Public relations has changed, you see, since the days when people sat in West End offices trying to get pictures of expensive waistcoats into colour magazines; it is faster, more responsive, more media-savvy, more focused on the "micro-communities" whose take-up is necessary to shift products in the modern age. Danny's "hub" – a somewhat cramped three feet of desk space – can be found in the Dalston flat he shares with four others. Facebook is more important to him than tabloid features desks.

And what items, friends will sometimes enquire, does Danny actually promote?
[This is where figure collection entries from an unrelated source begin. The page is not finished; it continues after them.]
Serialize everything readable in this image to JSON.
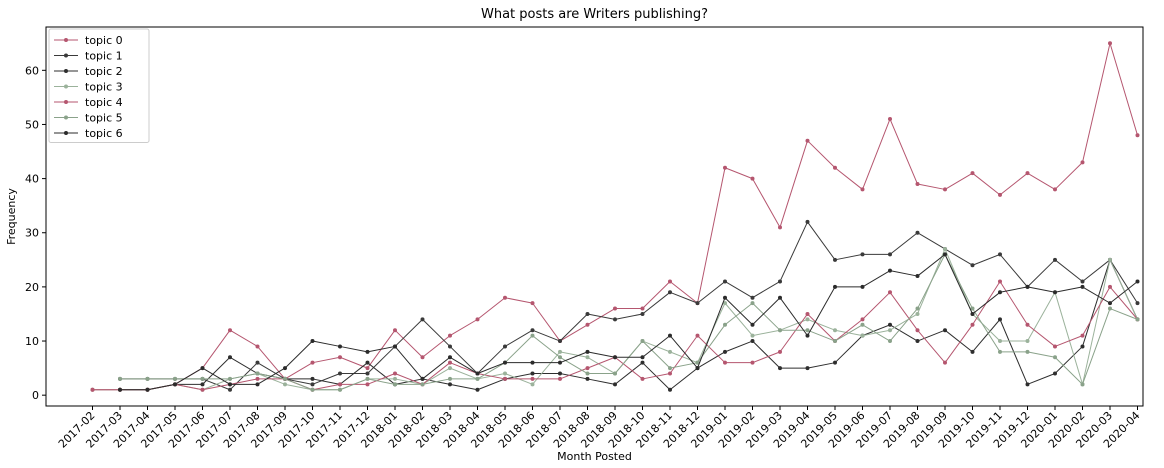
{
  "chart_data": {
    "type": "line",
    "title": "What posts are Writers publishing?",
    "xlabel": "Month Posted",
    "ylabel": "Frequency",
    "ylim": [
      -2,
      68
    ],
    "yticks": [
      0,
      10,
      20,
      30,
      40,
      50,
      60
    ],
    "grid": false,
    "legend_position": "upper-left",
    "categories": [
      "2017-02",
      "2017-03",
      "2017-04",
      "2017-05",
      "2017-06",
      "2017-07",
      "2017-08",
      "2017-09",
      "2017-10",
      "2017-11",
      "2017-12",
      "2018-01",
      "2018-02",
      "2018-03",
      "2018-04",
      "2018-05",
      "2018-06",
      "2018-07",
      "2018-08",
      "2018-09",
      "2018-10",
      "2018-11",
      "2018-12",
      "2019-01",
      "2019-02",
      "2019-03",
      "2019-04",
      "2019-05",
      "2019-06",
      "2019-07",
      "2019-08",
      "2019-09",
      "2019-10",
      "2019-11",
      "2019-12",
      "2020-01",
      "2020-02",
      "2020-03",
      "2020-04"
    ],
    "series": [
      {
        "name": "topic 0",
        "color": "#b5566f",
        "values": [
          1,
          1,
          1,
          2,
          5,
          12,
          9,
          3,
          6,
          7,
          5,
          12,
          7,
          11,
          14,
          18,
          17,
          10,
          13,
          16,
          16,
          21,
          17,
          42,
          40,
          31,
          47,
          42,
          38,
          51,
          39,
          38,
          41,
          37,
          41,
          38,
          43,
          65,
          48
        ]
      },
      {
        "name": "topic 1",
        "color": "#3a3a3a",
        "values": [
          null,
          3,
          3,
          3,
          3,
          1,
          6,
          3,
          2,
          4,
          4,
          9,
          14,
          9,
          4,
          9,
          12,
          10,
          15,
          14,
          15,
          19,
          17,
          21,
          18,
          21,
          32,
          25,
          26,
          26,
          30,
          27,
          24,
          26,
          20,
          25,
          21,
          25,
          17
        ]
      },
      {
        "name": "topic 2",
        "color": "#2e2e2e",
        "values": [
          null,
          1,
          1,
          2,
          2,
          7,
          4,
          3,
          3,
          2,
          6,
          2,
          3,
          2,
          1,
          3,
          4,
          4,
          3,
          2,
          6,
          1,
          5,
          8,
          10,
          5,
          5,
          6,
          11,
          13,
          10,
          12,
          8,
          14,
          2,
          4,
          9,
          25,
          14
        ]
      },
      {
        "name": "topic 3",
        "color": "#9bb29b",
        "values": [
          1,
          1,
          1,
          2,
          1,
          3,
          4,
          2,
          1,
          1,
          3,
          3,
          2,
          5,
          3,
          4,
          2,
          8,
          7,
          4,
          10,
          8,
          6,
          17,
          11,
          12,
          14,
          12,
          11,
          12,
          15,
          27,
          15,
          10,
          10,
          19,
          2,
          25,
          14
        ]
      },
      {
        "name": "topic 4",
        "color": "#b5566f",
        "values": [
          1,
          1,
          1,
          2,
          1,
          2,
          3,
          3,
          1,
          2,
          2,
          4,
          2,
          6,
          4,
          3,
          3,
          3,
          5,
          7,
          3,
          4,
          11,
          6,
          6,
          8,
          15,
          10,
          14,
          19,
          12,
          6,
          13,
          21,
          13,
          9,
          11,
          20,
          14
        ]
      },
      {
        "name": "topic 5",
        "color": "#8aa28a",
        "values": [
          null,
          3,
          3,
          3,
          3,
          3,
          4,
          3,
          1,
          1,
          3,
          2,
          2,
          3,
          3,
          6,
          11,
          7,
          4,
          4,
          10,
          5,
          6,
          13,
          17,
          12,
          12,
          10,
          13,
          10,
          16,
          26,
          16,
          8,
          8,
          7,
          2,
          16,
          14
        ]
      },
      {
        "name": "topic 6",
        "color": "#2b2b2b",
        "values": [
          null,
          1,
          1,
          2,
          5,
          2,
          2,
          5,
          10,
          9,
          8,
          9,
          3,
          7,
          4,
          6,
          6,
          6,
          8,
          7,
          7,
          11,
          5,
          18,
          13,
          18,
          11,
          20,
          20,
          23,
          22,
          26,
          15,
          19,
          20,
          19,
          20,
          17,
          21
        ]
      }
    ]
  }
}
Just now, he is working on a new brand of highly exclusive white rum whose manufacturers are anxious to get it into a dozen or so upmarket watering holes – a task that involves the creation, and then abandonment, of hundreds of fake Twitter accounts. Last month, it was a campaign for a kind of scrunchie used to mould or otherwise constrain the newly fashionable "man bun". Happily, a sympathetic broadsheet journalist was on hand, and the resulting article, as Danny was able to assure his client, realised no fewer than 414 comments on the paper's website.

A fraught life, this, requiring early starts, late nights, constant surveillance of the shifting tides of social media, and an ear for the latest jargon. Danny doesn't, for example, talk about "endorsements" any more. No, he wants the perfumes or the designer shoelaces he promotes "authenticated" or even "valorised". And no one mentions target markets, not now the Dalston lofts have found out about "demographic intersections".

Unsophisticated people, Danny's older relatives among them, sometimes assume that all this is a poor reward for someone of his undoubted drive and talent, and that his London Business School MBA could have been put to better use. Certainly Danny never makes very much money from his calling – £20,000 a year is his average return – but it would be wrong to imagine him dissatisfied. For, as he reminds himself – looking round the flat, where, such is the paucity of space that the press releases sometimes tumble into the cat litter – this, indisputably, is the future.